Published on April 1st, 2014 | by Josiah Batten
Diadem by God’s Servant: A Review
Summary: God's Servant challenges all of us to recognize Christ's sovereign Lordship over all of life in light of His death, burial, and resurrection for the remission of sins.
I know I’m not the typical hip hop or rap fan. In fact, I’m not sure if I can tell you the actual difference between hip hop and rap. But I became interested in Christian hip hop about four or five years ago. Song’s like Tedashii’s “Make War” and Lacrae’s “Don’t Waste Your Life” began to peak my interest in the movement. Flame’s album “Captured” was the first one I purchased, and I was immediately captivated by the theological depth of the album and the lyrics. Paul Washer’s endorsement of Reformed rap was icing on the cake for me.
Since that time, I’ve tried to keep up more on the movement. I’m certainly not an expert on it. I’m more of a theologian than a music critic, but it’s precisely the theology of this music that keeps me listening. So I recently purchased and listened to “Diadem” by God’s Servant.
As the title might suggest, this album is entirely about Christ’s Lordship. The songs in this album are thoroughly and entirely Christ-centered, every single song emphasizes the greatness of Christ in one way or another. The songs also, at times, shatter our idols in the best possible way.
Beginning with the song “Make Way” God’s Servant smashes our modern idols of sex, wealth, and pleasure, emphasizing that “I’m only here just to crown Him, that’s the reason for this diadem.” He moves on to “Areopagus,” named after Paul’s famous interaction in Acts 17. Here God’s Servant continues to emphasize that there is only one God who demands our obedience and will judge us for disobedience. “Ransomed” then brings attention to our fall, and how Christ is worthy of exultation because He has ransomed us from sin. “For Us” places heavy emphasis on Christ’s voluntary sacrifice on our behalf, the epitome of true love as the Son of God died for His enemies.
The “Choral Interlude” marks something of a shift in focus in the album, followed by what is, in my view, the climax of the album in “Look Ye Saints.” This song is inspired by the hymn of the same name, emphasizing the refrain “Crown Him crown Him, crown Him crown Him, crown Him crown Him, King of Kings and Lord of Lords!

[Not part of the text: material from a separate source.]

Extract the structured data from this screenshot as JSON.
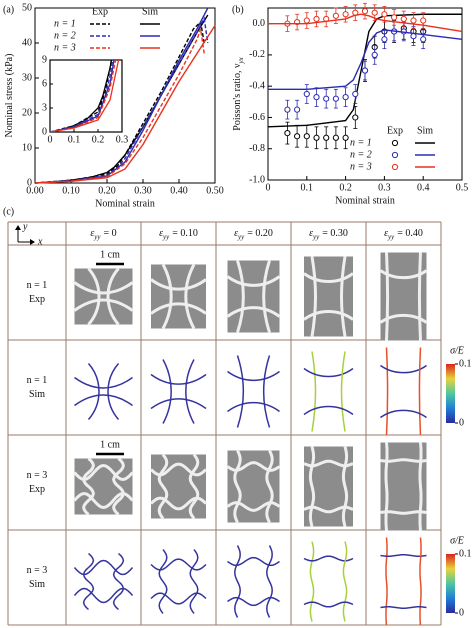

King of Kings and Lord of Lords!” The song highlights Christ’s complete majesty, His work on our behalf, and how we must respond by bowing to Him.
The next five songs continue on this theme, continually emphasizing over and over the worthiness of Christ, utterly incomparable to any temporal pleasure. I should say here that, while the emphasis of this album is on Christ, it is also thoroughly Trinitarian. The songs bring adequate attention to Christ’s relationship to the Father and the Holy Spirit.
The second to last track (and last song), “His” is basically Kuyperian (reflecting the thought of Abraham Kuyper). It exalts Christ as Sovereign owner of all things, all of life, all of the universe. Kuyper stated that “There is not a square inch in the whole domain of our human existence over which Christ, who is Sovereign over all, does not cry: ‘Mine!'” This is not only an adequate summary of this song, but of this album as a whole.
Finally, the album concludes with a John Piper clip that is, quite simply, classic John Piper and an incredibly fitting close to the album as a whole. Piper calls pastors (and all people) to not belittle the sacrifice of Christ, but instead to make much of His majesty and worth as we recognize the offense of sin against a holy God. The whole album has emphasized these very themes. This clip is bold, convicting, and a message we all need to hear and internalize.
In short, I can hardly recommend this album highly enough. The theological content is thoroughly Christ-centered and God-honoring. It stands in stark contrast to the self-worship of secular rappers, and is a sharp rebuke of idolatry within the church. God’s Servant takes the Bible seriously. As a consequence, he takes sin seriously, recognizes the magnificence and incomprehensible grace found in Christ’s sacrifice on our behalf, and the mandate to worship Christ for who He is and what He has done in accordance with the will of the Father and empowered by the Holy Spirit.
I look forward to hearing more from God’s Servant and his fellow lyrical theologians. They bring a bold message that we desperately need to hear in a time when compromise and cowardice rule the day.